Whatever it was moved off after a few minutes, the tempests receding and sending the castle into darkness once again.

"Well…pretty, but whatever that was supposed to be-" Bran said uncertainly. "It wasn't for us. They were trying to hit something else, someone else." Lord Howland replied. He turned finally to the north.

"They must be trying to cut the castle off from the countryside. Isolating it before they let the wights at us." He cracked his fingers. "We'd best get the rings built sooner rather than later. We'll need to work at night, I think, in torchlight if they'll stay lit."

"That's not like to please the giants." Sansa said doubtfully.

"Neither will such a tempest loosed upon their heads." Howland replied grimly. Dutifully, several fluent speakers of the Old Tongue were dredged up and informed of their task. Their faced advertised their eagerness to perform such a task.

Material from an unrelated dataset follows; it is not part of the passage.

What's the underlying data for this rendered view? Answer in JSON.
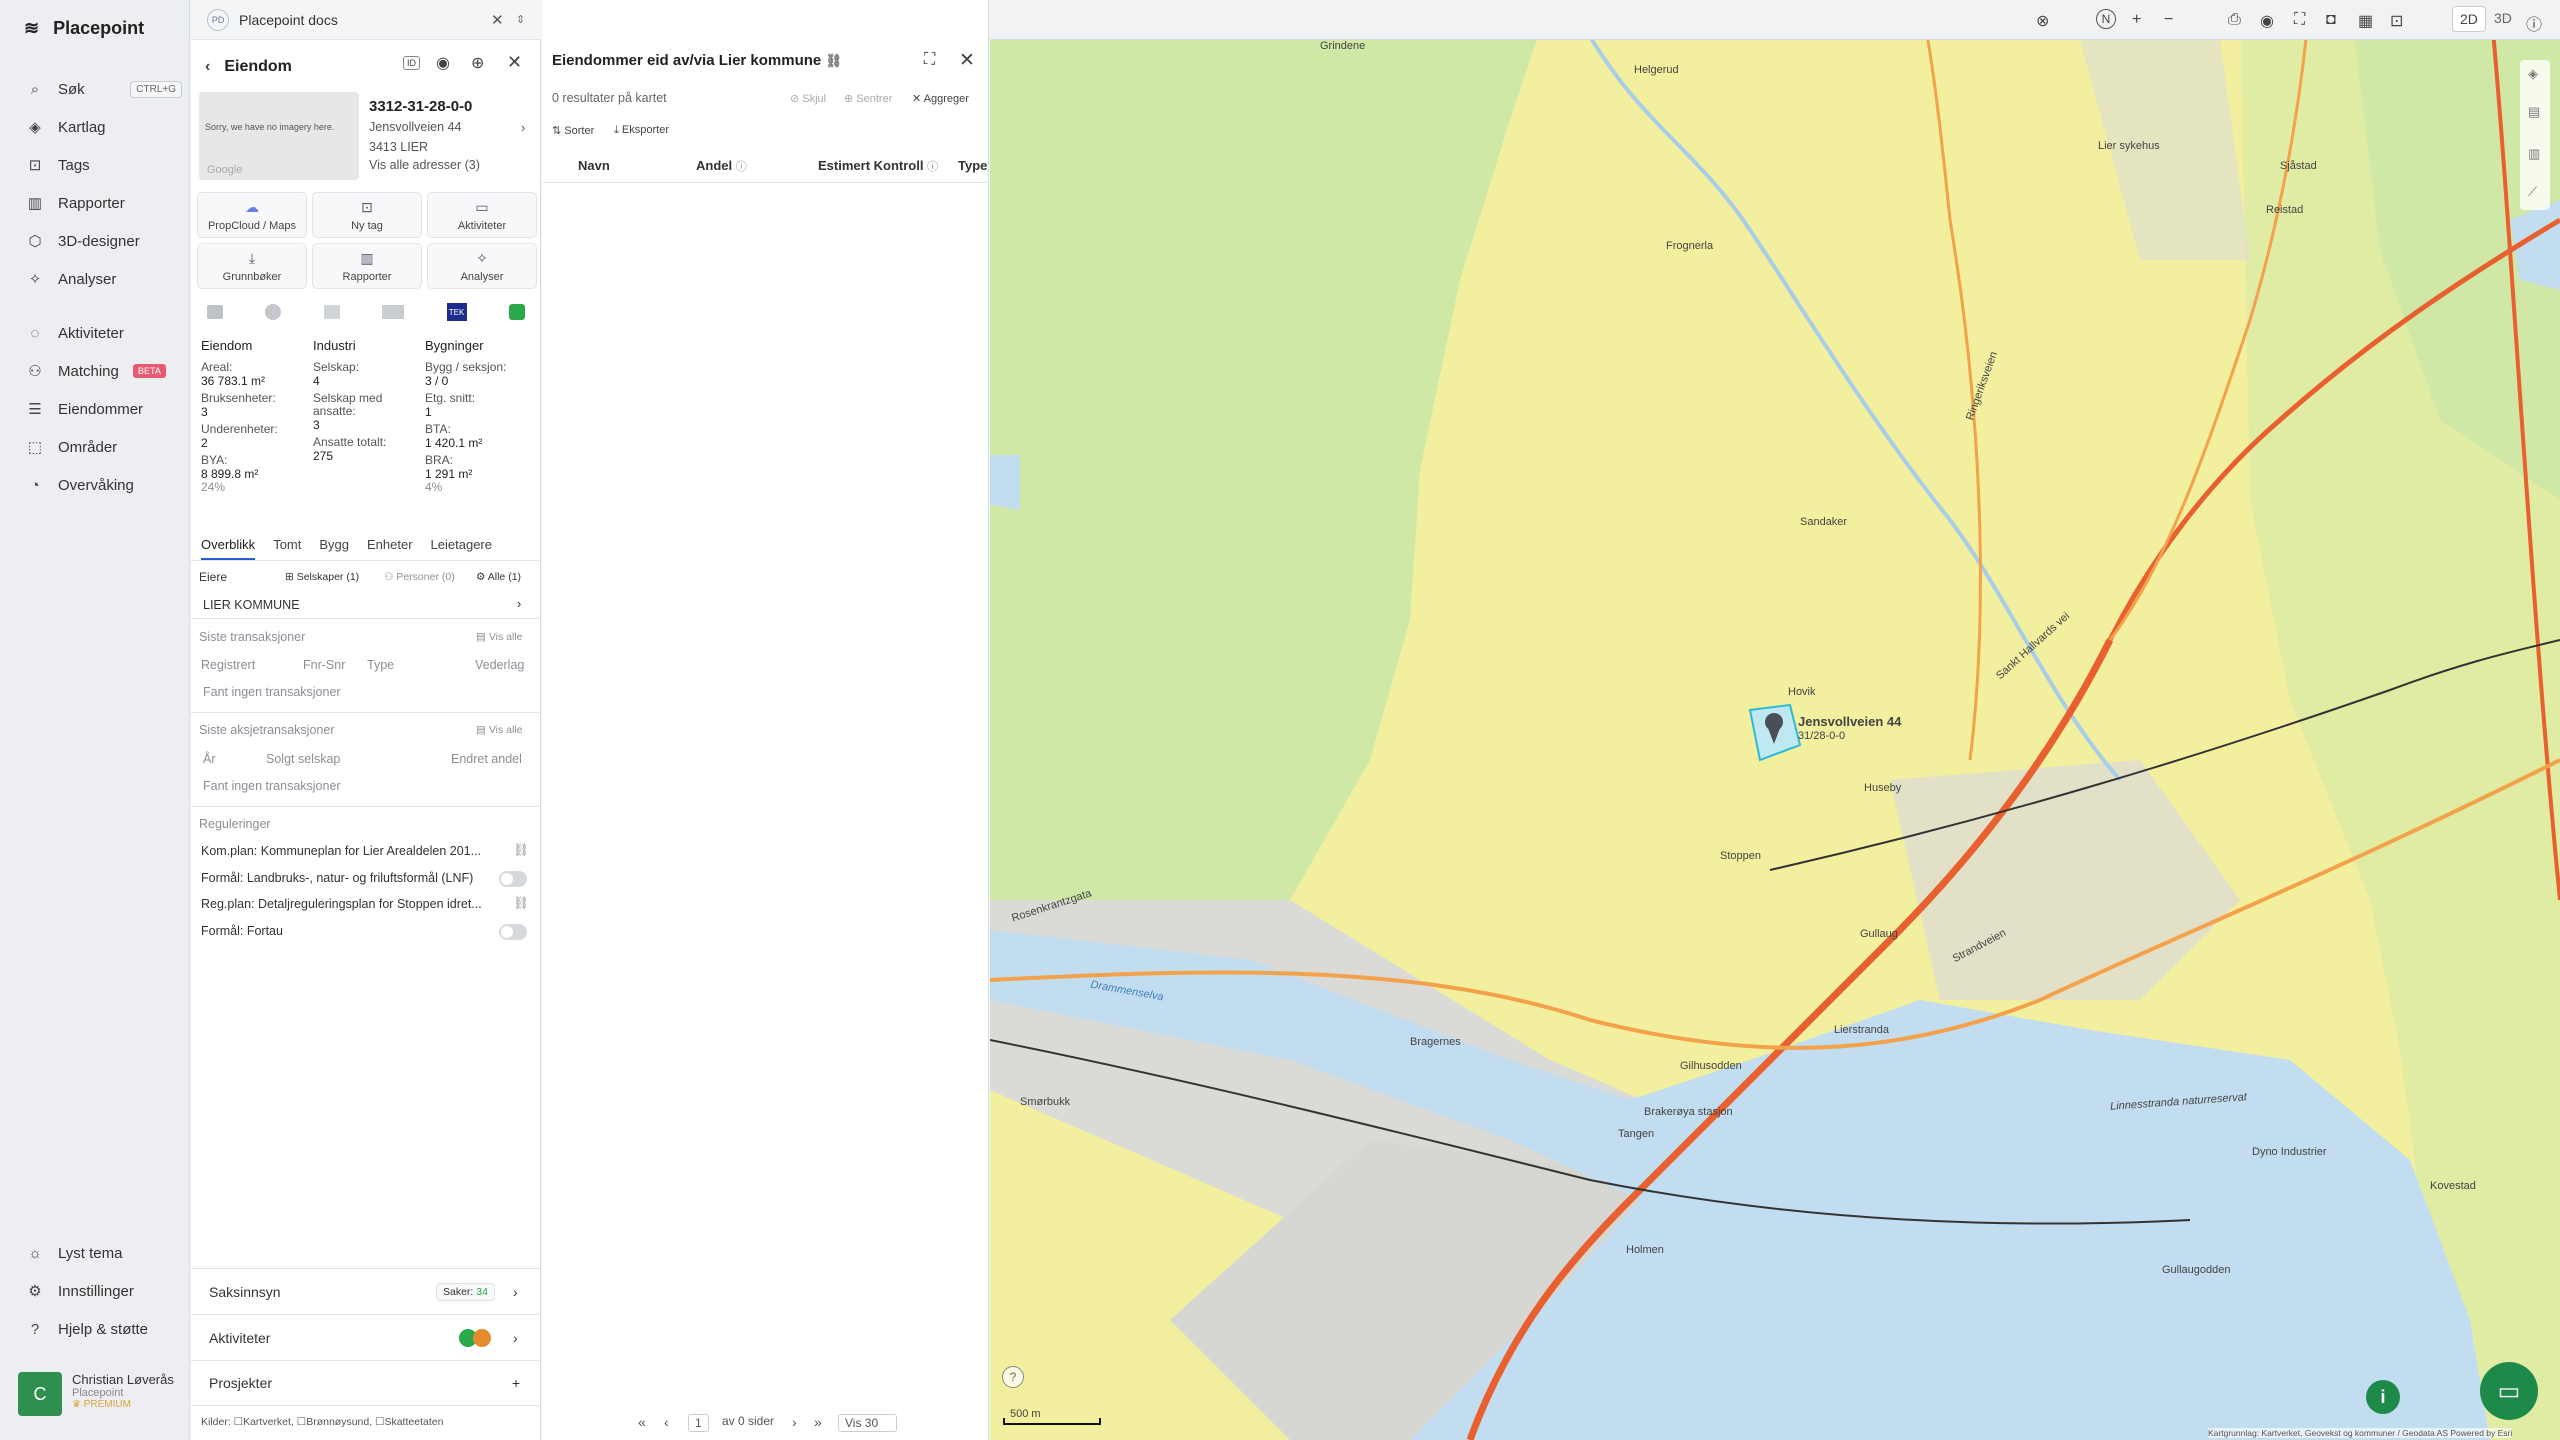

"I'll go as well. What giants speak the Common Tongue may do better putting our words in terms more easily swallowed." Sansa said, her wariness of the big folk put quite in perspective by what else she'd seen of late. Nobody objected, mostly because Sansa suspected their minds were on whatever had happened just over the horizon. Doubtless we'll find out when the Others feel ready to throw it at Winterfell proper. She put the blinding lights and shaking ground out of her mind, intent on making certain of the giants' continued well-being. Jon would do the same. He's not here and Bran is busy with the Singers and with Meera and their babe, so the giants fall to me. What wildlings fluent enough in the Old Tongue and steeled enough to ask more of sleep-deprived giants seemed led by one older man with a bald head who limped along on a wooden peg in place of a foot. A Thenn, Sansa knew at once. They were fluent in the Old Tongue and used to obeying superiors. Maybe that discipline will rub off on the giants. Not that they were an unruly lot- if anything, giants were more reserved than men, even shy. They mind their mammoths and wander about. Precisely nothing like the stories Old Nan used to tell Bran. She made to introduce herself to the Thenn but he only looked at her.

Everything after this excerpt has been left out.